This unique text focuses exclusively on the assessment of movement skills, offering background information, discussions of six levels of movement skill assessment, and strategies for implementation. Practical and user-friendly, Movement Skill Assessment helps readers acquire the skills they need to successfully carry out their assessment responsibilities.
Filled with information on more than 150 tests and including more than 650 references, the book emphasizes a top-down, functional approach to the assessment of movement skills. Part I addresses basic issues that the reader should understand before attempting to assess movement skills:
-Purposes of movement skill assessment in educational and therapeutic environments
-Definitions and classifications of movement skills
-Measurement concepts and calculations
-Theoretical approaches to movement skill assessment
-Validity and reliability
Readers will also find a detailed history of movement skill assessment, beginning before 1850 and continuing through 1974, after which a proliferation of assessment instruments appeared.
Part II discusses the six levels of the movement skill taxonomy:
-Movement skill foundations
-Motor abilities
-Early movement milestones
-Fundamental movement skills
-Specialized movement skills
-Functional movement skills
This section also includes eight in-depth critiques of popular assessment instruments, such as the Test of Gross Motor Development, the Movement Assessment Battery for Children Checklist, and the Bruininks-Oseretsky Test of Motor Proficiency.
In Part III readers will learn how to achieve the goals of movement skill assessment.

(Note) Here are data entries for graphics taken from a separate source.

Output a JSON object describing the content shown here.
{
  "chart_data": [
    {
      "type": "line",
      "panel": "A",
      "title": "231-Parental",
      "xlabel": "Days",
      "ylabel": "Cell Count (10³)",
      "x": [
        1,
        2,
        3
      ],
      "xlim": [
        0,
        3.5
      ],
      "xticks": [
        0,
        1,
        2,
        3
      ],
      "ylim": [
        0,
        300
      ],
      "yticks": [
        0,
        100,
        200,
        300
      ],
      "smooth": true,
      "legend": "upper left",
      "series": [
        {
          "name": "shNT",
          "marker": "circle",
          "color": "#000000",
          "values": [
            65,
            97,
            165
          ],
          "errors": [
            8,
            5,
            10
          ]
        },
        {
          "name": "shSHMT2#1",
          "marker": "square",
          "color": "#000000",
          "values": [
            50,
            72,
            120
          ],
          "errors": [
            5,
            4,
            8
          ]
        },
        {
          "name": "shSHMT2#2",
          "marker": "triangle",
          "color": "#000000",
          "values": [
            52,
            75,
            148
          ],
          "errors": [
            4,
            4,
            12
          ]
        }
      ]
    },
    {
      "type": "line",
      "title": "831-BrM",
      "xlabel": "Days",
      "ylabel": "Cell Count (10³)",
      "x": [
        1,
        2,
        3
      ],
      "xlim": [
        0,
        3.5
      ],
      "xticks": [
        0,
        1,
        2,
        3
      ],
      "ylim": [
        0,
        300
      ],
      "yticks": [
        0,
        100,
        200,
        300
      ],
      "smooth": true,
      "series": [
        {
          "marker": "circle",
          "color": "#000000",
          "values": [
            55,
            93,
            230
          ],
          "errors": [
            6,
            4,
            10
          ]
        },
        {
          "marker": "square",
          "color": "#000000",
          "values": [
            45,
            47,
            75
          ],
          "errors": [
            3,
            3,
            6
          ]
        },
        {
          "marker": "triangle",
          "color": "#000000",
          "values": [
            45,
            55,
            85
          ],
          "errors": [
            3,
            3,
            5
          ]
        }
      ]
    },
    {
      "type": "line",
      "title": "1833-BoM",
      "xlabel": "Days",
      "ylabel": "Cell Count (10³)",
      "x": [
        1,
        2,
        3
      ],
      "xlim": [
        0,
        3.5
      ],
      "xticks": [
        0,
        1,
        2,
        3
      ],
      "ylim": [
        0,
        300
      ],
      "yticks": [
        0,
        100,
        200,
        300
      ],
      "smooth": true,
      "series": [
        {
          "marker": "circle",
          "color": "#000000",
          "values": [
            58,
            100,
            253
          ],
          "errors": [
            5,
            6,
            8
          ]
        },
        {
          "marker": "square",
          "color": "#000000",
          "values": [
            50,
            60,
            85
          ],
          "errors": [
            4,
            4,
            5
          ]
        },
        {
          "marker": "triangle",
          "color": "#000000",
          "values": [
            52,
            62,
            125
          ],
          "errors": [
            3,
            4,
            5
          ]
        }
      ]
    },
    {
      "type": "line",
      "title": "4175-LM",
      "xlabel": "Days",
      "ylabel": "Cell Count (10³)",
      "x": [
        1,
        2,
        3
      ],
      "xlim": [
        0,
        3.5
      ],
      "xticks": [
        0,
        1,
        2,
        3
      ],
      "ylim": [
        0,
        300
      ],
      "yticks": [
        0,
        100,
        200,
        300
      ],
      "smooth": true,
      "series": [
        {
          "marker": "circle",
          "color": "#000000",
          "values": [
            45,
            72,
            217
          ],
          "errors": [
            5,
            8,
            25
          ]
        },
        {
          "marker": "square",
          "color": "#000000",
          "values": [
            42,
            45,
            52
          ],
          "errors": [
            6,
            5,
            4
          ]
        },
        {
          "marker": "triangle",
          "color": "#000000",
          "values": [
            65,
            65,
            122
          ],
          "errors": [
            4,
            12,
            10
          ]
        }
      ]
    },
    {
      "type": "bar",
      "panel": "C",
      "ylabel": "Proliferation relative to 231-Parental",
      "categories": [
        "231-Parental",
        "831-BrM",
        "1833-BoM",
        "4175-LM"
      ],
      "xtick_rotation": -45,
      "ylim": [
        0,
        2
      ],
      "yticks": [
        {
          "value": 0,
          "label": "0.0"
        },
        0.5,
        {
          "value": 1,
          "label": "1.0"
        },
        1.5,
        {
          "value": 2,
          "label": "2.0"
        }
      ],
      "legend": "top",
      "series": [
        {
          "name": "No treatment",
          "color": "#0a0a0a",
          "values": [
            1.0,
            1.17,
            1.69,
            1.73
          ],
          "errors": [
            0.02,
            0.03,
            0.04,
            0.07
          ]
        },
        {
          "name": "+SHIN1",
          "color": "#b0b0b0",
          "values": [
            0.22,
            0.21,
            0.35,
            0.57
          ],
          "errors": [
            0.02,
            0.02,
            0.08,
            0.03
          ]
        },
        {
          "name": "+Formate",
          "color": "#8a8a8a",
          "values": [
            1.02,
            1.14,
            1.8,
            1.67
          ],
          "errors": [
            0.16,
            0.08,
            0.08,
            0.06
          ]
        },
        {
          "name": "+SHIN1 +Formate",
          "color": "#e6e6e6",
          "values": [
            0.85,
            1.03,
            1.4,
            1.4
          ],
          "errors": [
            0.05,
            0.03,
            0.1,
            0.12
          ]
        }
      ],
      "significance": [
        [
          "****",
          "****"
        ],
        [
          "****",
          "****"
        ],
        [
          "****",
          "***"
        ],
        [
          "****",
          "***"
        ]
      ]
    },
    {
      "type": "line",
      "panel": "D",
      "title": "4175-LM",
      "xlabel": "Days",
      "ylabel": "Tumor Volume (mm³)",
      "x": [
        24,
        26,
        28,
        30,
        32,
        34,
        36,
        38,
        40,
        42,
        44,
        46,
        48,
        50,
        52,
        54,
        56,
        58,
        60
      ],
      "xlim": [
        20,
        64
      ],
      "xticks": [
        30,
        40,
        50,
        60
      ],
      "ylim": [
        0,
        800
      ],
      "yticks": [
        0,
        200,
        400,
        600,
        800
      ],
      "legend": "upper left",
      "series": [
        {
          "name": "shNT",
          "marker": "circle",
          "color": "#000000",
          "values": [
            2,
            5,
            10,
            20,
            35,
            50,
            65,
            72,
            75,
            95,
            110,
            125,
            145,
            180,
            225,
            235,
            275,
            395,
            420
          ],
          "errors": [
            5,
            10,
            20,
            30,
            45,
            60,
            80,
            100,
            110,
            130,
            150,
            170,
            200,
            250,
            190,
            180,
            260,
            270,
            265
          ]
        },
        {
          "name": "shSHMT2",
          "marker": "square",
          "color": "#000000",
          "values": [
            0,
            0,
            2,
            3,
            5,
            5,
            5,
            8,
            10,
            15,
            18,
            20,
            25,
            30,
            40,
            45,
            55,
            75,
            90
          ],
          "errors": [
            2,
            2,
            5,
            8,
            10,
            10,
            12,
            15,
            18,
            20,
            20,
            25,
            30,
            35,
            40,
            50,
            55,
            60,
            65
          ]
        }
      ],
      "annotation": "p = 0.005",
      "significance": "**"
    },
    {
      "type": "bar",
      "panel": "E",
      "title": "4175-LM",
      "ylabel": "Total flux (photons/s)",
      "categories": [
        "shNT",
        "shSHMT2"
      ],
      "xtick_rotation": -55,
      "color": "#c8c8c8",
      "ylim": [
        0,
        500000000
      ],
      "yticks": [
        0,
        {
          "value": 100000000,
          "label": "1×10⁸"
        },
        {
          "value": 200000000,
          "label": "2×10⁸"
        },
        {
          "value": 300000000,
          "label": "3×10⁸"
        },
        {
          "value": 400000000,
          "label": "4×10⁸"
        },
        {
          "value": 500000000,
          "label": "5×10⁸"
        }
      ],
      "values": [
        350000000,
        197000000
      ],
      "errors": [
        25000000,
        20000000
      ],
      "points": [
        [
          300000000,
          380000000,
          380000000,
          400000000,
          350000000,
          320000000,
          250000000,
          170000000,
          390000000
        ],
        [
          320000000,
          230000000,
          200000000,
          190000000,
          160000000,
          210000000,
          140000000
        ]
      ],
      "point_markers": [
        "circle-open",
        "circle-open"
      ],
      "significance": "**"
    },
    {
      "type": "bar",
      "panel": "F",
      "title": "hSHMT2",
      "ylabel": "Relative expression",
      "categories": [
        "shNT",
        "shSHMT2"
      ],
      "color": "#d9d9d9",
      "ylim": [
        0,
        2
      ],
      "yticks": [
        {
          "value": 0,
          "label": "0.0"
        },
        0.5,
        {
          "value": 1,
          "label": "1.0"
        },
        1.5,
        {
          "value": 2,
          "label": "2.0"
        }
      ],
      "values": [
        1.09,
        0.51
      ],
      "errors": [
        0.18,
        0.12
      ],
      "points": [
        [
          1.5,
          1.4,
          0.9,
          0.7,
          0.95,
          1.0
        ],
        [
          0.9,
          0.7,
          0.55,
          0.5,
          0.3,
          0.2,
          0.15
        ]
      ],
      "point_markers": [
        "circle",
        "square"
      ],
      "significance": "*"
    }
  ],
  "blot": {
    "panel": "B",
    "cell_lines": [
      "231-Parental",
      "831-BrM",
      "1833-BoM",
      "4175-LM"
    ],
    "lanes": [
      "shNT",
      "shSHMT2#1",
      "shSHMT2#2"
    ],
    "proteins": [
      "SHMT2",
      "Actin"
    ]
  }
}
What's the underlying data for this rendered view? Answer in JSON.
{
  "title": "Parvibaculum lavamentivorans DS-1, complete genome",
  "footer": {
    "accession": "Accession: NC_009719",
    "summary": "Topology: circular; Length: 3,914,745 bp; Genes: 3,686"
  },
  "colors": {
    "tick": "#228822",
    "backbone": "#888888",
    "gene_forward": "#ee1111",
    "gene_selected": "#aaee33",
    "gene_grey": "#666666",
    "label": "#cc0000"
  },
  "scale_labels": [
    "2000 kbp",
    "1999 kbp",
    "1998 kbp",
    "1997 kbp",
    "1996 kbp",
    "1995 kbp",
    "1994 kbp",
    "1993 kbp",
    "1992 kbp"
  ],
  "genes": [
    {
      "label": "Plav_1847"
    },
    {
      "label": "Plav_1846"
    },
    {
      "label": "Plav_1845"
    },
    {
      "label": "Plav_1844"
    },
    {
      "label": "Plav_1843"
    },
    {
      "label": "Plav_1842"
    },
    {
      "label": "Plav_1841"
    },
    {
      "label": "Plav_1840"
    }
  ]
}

They'll find an overview of the assessment process, from selecting an appropriate measurement tool to collecting and treating data to interpreting results; a comparison of bottom-up and top-down assessment strategies; and an examination of the latest trends and developments in movement skill assessment.
The book's appendixes categorize and summarize 45 commonly used assessment instruments, present 35 selected standards for test users from the Task Force on Standards for Measurement in Physical Therapy, and provide a Z-score table for performing normative calculations.
About the Author: Allen Burton, PhD, is an associate professor in the School of Kinesiology and Leisure Studies at the University of Minnesota. Since 1986, he has taught a successful graduate-level course that directly addresses issues related to movement skill assessment. He has also made many workshop presentations and written numerous articles for refereed journals on the topic of movement skill assessment.
One of two associate editors for Adapted Physical Activity Quarterly, Burton is a member of the American Alliance for Health, Physical Education, Recreation and Dance and the North American Society for the Psychology of Sport and Physical Activity. Honors he has received include the Award for Distinguished Teaching from the University of Minnesota's College of Education (1991) and the Joseph P. Kennedy Foundation Research Scientist Award in Mental Retardation (1988-89).
Burton earned his doctorate in physical education and human movement studies from the University of Oregon.
Daryl Miller, a special education administrator for a large suburban school district in Minnesota, has more than 25 years' combined experience as a therapist, teacher, and coach. Miller developed assessment guidelines and procedures at the local and state levels and was a founding member of state organizations for allied health professionals and adapted physical education specialists. He earned his specialist certificate in educational administration from the University of Minnesota.